For the majority of Australians, this will be the first time they witness the ceremonies, rituals and traditions associated with the passing of a reigning monarch and the investiture of a new king.

A masterclass in event management

In recent decades, most would have witnessed royal events like the weddings of Charles and Diana, William and Kate and Harry and Meghan and, more recently, coverage of the Queen’s Jubilee. But the passing of one monarch and the rise of another is another level of history-making to which we are all witnesses – through extraordinary events.

For the events industry, the series of events underway for the UK’s mourning period represents a masterclass in event management.

The Queen’s death came as a surprise, given that only two days earlier she had performed her official duties in welcoming the new British Prime Minister, Liz Truss. Extraordinary really and a final act of commitment to her duties to the very end.

Her reign of 70 years and 214 days was the longest of any British monarch and the longest recorded of any female head of state in history.

I feel compelled to acknowledge her passing and the fine example she set as a leader over so many years. Her steady hand was inspirational.

Reflections on royal visits to Australia in the ’80s

In the ’80s, I had the opportunity to be presented to the Queen and Prince Philip at Government House during one of their visits to Sydney.

As a media advisor to the NSW Premier, I worked on three royal visits as the visit media liaison officer for the NSW Government. I was part of all the lead-up planning and travelled in the motorcades or ahead of them to exercise my responsibilities managing the media. It was exciting and very stressful.

There was generally a year of planning for the events and extensive collaboration between the palace officials, the Queen’s representative in Australia and of course those responsible for delivering the events in NSW – protocol officials, the police, security, transport providers, the venues and the communities and organisations to be visited.

We learnt so much in these years. It’s where I cut my teeth in event management and where I learnt the importance of planning for all scenarios – I remember vividly the director of protocol always asking, “Yes that’s good but what’s the wet weather plan?”

The protocols around the meticulously planned ceremonies are all documented step-by-step, minute-by-minute. Nothing is left to chance.

The evolution of the royals in the media

While major royal occasions are still steeped in history and tradition, so much else has changed in the way we receive news about them.

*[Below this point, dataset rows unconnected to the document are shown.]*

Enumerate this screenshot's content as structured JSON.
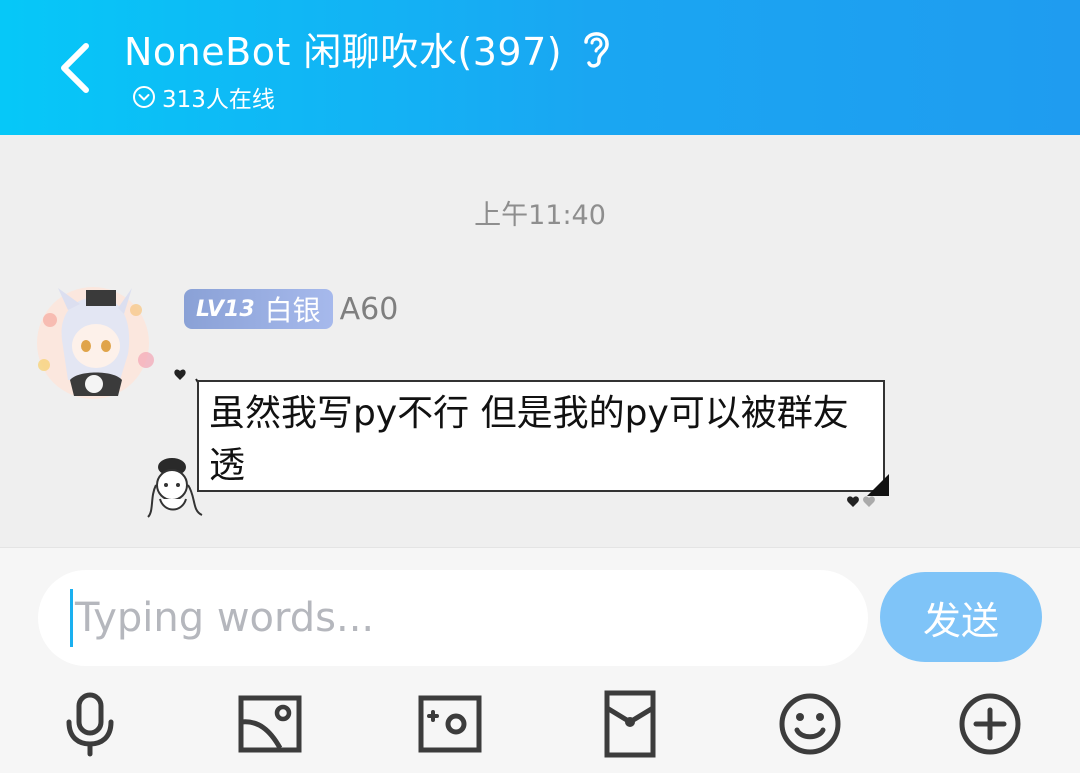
{
  "header": {
    "title": "NoneBot 闲聊吹水(397)",
    "online": "313人在线",
    "back_icon": "chevron-left-icon",
    "ear_icon": "ear-icon"
  },
  "chat": {
    "timestamp": "上午11:40",
    "message": {
      "level": "LV13",
      "rank": "白银",
      "sender": "A60",
      "text": "虽然我写py不行 但是我的py可以被群友透"
    }
  },
  "composer": {
    "placeholder": "Typing words...",
    "send_label": "发送"
  },
  "toolbar": {
    "items": [
      "microphone-icon",
      "image-icon",
      "camera-icon",
      "red-packet-icon",
      "emoji-icon",
      "plus-icon"
    ]
  },
  "colors": {
    "header_start": "#06c8f8",
    "header_end": "#1f9cf0",
    "send_button": "#7fc4f8",
    "badge": "#8aa1d6"
  }
}
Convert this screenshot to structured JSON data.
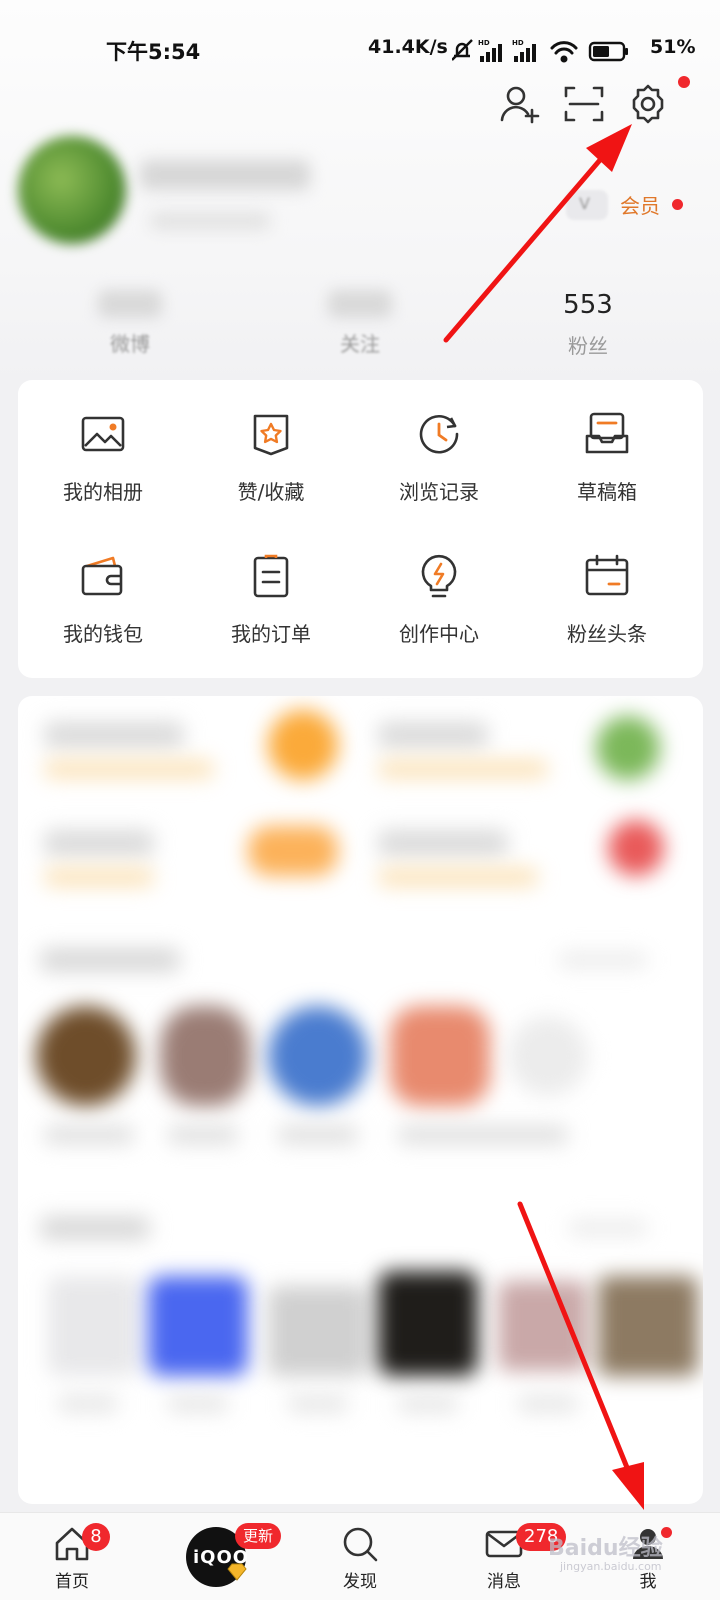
{
  "status_bar": {
    "time": "下午5:54",
    "net_speed": "41.4K/s",
    "battery_percent": "51%"
  },
  "top_actions": [
    {
      "icon": "add-friend-icon"
    },
    {
      "icon": "scan-icon"
    },
    {
      "icon": "settings-icon"
    }
  ],
  "profile": {
    "vip_label": "会员",
    "vip_badge": "V"
  },
  "stats": [
    {
      "label": "微博",
      "value": ""
    },
    {
      "label": "关注",
      "value": ""
    },
    {
      "label": "粉丝",
      "value": "553"
    }
  ],
  "menu": [
    {
      "label": "我的相册",
      "icon": "photo-album-icon"
    },
    {
      "label": "赞/收藏",
      "icon": "favorites-icon"
    },
    {
      "label": "浏览记录",
      "icon": "history-icon"
    },
    {
      "label": "草稿箱",
      "icon": "drafts-icon"
    },
    {
      "label": "我的钱包",
      "icon": "wallet-icon"
    },
    {
      "label": "我的订单",
      "icon": "orders-icon"
    },
    {
      "label": "创作中心",
      "icon": "creator-center-icon"
    },
    {
      "label": "粉丝头条",
      "icon": "fan-headlines-icon"
    }
  ],
  "bottom_nav": {
    "home": {
      "label": "首页",
      "badge": "8"
    },
    "iqoo": {
      "logo_text": "iQOO",
      "badge": "更新"
    },
    "discover": {
      "label": "发现"
    },
    "messages": {
      "label": "消息",
      "badge": "278"
    },
    "me": {
      "label": "我"
    }
  },
  "watermark": {
    "text": "Baidu经验",
    "sub": "jingyan.baidu.com"
  },
  "colors": {
    "accent_orange": "#e0782a",
    "badge_red": "#f0282d",
    "icon_dark": "#333333"
  }
}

When the news broke of the Queen’s death, most people would have received the news on their phones – via Facebook, Twitter or a news feed. Such channels were unimaginable and nowhere on the radar in the period I worked on the visits in 1981, 1982 and 1986.

In those years, the scramble was around which tabloid would get the front-page picture for the next edition. Or which of the glossy magazines would get the best cover shot for the up-coming royal edition. And for television, there was the complicated planning for the location of the OB Van – the outside broadcast unit. It was also a time when pictures were shot on film, audio recorded on tape and notes taken in shorthand. “Runners” would take the “film” back to the office for processing. There was no digital technology at all.

Event managers behind it all

Behind all the events coming up over the coming days are people in event management.

Highly skilled, highly experienced individuals and teams who will not only create the events but in real time share them with the rest of the world.

Among them will be those working in the protocol offices within government and teams brought in to deliver the carefully choreographed, historically significant occasions.

I’m immensely grateful to have had the opportunity to work on many visits by heads of state and royalty to NSW – among them the monarch whose reign is being mourned so deeply around the world.

As taking photos was strictly out of the question, my pocket-style printed working programs and the portrait simply signed “Elizabeth R and Philip” are cherished mementos – now all the more special since their passing.